Figure 7. Ifng CNS elements enhance Ifng expression in NK cells and primary T cells

Luciferase reporter constructs containing the Ifng promoter and the indicated IfngCNSs were transfected into NK-92 cells (a) or primary CD8 (b), T_H0 (c), or T_H2 (d) T cells and expression was assessed by dual luciferase assay in cells that were not stimulated or were stimulated with IL-12 plus IL-18, PMA plus ionomycin (NK-92 cells) or anti-CD3 and anti-CD28 (T cells), or the combination of these stimuli. Normalized luciferase units are mean ± SD of duplicate samples from one representative experiment of 2–5 individual experiments; results with T_H1 and T_H0 cells were similar, and a representative T_H0 experiment is shown.
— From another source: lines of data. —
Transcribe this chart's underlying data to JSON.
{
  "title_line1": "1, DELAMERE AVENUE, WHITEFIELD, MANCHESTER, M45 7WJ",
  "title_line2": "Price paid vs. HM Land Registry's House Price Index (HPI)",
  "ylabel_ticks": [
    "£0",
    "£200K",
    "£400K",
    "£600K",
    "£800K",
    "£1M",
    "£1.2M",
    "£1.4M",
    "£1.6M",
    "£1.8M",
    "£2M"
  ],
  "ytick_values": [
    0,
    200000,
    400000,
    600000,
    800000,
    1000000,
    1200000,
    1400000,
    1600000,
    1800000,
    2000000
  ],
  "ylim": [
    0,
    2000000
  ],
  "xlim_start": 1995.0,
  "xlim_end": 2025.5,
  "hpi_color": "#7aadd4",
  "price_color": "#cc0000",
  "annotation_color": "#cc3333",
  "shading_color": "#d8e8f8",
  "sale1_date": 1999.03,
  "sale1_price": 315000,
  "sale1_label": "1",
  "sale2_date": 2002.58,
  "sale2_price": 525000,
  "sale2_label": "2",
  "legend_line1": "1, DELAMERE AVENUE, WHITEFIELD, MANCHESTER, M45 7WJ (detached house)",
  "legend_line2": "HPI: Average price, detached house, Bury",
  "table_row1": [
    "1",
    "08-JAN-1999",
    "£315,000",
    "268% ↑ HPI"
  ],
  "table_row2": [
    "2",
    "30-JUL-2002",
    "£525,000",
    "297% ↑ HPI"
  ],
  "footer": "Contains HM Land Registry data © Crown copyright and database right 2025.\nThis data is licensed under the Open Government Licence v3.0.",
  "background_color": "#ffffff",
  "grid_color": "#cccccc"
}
Figure 8. Boundary element function of CNSs

EL-4 cells were transfected with constructs containing the neomycin-resistance gene under the control of the TCRδpromoter and enhancer and observed for colony formation in the presence of G418 (Neo). In assays for insulator activity, CNS regions were cloned upstream of the enhancer (a); in assays for enhancer-blocking activity, CNS regions were cloned between the enhancer and promoter (b). Data are a compilation of at least three experiments, each with triplicate transfections. The bar depicts means. ***, P ≤ 0.0001; **, P = 0.0002 for comparison to the β-neo control.